Efficacy and safety of intraarticular sodium hyaluronate in knee osteoarthritis. ORTHOVISC Study Group.

A prospective, multicenter, randomized, double-blind, controlled trial was conducted in 226 patients with knee osteoarthritis to evaluate the safety and efficacy of intraarticular injections of sodium hyaluronate. Patients were randomized to three weekly injections of 30 mg sodium hyaluronate or physiologic saline (control) and were observed for an additional 25 weeks. In comparison with the control group, among patients who completed at least 15 weeks of the study and whose Western Ontario and McMaster Universities Osteoarthritis Index pain score for the contralateral knee was less than 12 at baseline, sodium hyaluronate injection resulted in improvement in Western Ontario and McMaster Universities Osteoarthritis Index pain score, patient and investigator global assessments, and pain on standing from Weeks 7 to 27. Fifty-eight percent of patients treated with sodium hyaluronate achieved a 5-unit or greater improvement in mean pain score from Weeks 7 through 27, compared with 40% of control patients.

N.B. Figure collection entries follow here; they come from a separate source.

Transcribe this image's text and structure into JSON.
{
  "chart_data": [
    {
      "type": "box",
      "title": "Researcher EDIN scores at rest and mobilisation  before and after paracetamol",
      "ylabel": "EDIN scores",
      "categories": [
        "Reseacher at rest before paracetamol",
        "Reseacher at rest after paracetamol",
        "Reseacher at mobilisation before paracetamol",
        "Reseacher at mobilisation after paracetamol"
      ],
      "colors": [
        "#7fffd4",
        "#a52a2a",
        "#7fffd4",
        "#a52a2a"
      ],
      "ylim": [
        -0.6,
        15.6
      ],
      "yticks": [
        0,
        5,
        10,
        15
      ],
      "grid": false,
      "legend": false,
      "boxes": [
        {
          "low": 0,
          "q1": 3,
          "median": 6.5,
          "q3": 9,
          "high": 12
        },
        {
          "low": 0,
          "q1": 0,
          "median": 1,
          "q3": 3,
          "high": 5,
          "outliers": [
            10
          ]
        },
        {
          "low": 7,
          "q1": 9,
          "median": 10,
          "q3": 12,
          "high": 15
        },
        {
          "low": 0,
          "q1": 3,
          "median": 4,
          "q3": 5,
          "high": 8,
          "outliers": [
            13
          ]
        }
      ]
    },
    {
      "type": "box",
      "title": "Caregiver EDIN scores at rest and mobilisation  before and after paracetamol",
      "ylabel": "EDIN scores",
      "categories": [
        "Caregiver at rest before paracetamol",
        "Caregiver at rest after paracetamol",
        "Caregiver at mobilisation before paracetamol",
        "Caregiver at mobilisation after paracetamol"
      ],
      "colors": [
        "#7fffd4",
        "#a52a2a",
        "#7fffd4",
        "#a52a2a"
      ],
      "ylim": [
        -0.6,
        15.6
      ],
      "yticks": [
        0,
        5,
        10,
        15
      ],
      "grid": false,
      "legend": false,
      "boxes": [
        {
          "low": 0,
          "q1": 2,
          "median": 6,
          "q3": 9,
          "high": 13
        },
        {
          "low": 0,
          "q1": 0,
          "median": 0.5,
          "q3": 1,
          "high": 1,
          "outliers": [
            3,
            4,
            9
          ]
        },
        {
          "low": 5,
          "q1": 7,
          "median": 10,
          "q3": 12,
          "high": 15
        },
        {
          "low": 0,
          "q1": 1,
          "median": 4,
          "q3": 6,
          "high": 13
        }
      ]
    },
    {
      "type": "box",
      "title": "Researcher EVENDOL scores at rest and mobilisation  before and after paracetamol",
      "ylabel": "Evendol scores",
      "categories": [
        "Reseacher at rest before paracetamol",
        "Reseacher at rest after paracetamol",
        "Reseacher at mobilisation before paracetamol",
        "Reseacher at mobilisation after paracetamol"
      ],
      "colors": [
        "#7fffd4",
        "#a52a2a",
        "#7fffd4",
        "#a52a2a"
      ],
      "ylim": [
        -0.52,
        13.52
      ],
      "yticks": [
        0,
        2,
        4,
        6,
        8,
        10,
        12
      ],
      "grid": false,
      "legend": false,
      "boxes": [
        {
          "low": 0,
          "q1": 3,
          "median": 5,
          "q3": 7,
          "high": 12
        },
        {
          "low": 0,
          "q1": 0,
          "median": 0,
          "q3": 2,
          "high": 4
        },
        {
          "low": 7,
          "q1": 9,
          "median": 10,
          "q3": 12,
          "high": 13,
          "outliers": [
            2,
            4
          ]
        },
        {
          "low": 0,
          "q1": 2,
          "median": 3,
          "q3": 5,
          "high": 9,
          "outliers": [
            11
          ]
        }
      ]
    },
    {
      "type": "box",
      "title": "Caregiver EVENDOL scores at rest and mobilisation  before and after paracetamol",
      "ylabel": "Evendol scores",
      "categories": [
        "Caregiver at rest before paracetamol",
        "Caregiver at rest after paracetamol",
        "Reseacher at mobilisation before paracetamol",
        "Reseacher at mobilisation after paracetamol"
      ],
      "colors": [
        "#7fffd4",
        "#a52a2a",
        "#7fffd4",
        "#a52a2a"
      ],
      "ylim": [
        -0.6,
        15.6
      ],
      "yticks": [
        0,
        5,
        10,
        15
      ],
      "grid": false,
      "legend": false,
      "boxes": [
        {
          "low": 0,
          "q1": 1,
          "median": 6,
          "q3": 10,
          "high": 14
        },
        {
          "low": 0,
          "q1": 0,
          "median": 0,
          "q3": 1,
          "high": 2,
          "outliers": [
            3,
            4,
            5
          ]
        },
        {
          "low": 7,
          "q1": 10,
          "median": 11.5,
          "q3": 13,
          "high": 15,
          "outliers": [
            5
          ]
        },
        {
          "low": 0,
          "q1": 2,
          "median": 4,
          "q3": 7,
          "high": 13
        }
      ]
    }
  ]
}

In addition, nearly twice as many patients treated with sodium hyaluronate as with saline (30% versus 17%, respectively) achieved a net improvement of at least 7 units. In contrast to treatment with saline, Western Ontario and McMaster Universities Osteoarthritis Index pain score for the contralateral knee was inversely related to the magnitude of improvement after treatment with sodium hyaluronate. Few side effects were attributed to treatment, and no differences between treatment groups were seen in this respect (sodium hyaluronate, nine [8%]; saline, 11 [10%]). The incidence of injection site reactions was low (sodium hyaluronate, 1.2 %; saline, 1.5%). The results indicate that sodium hyaluronate treatment is well tolerated and produces statistically and clinically significant improvement of symptoms in patients with mild to moderate knee osteoarthritis in whom pain in the contralateral knee is relatively modest.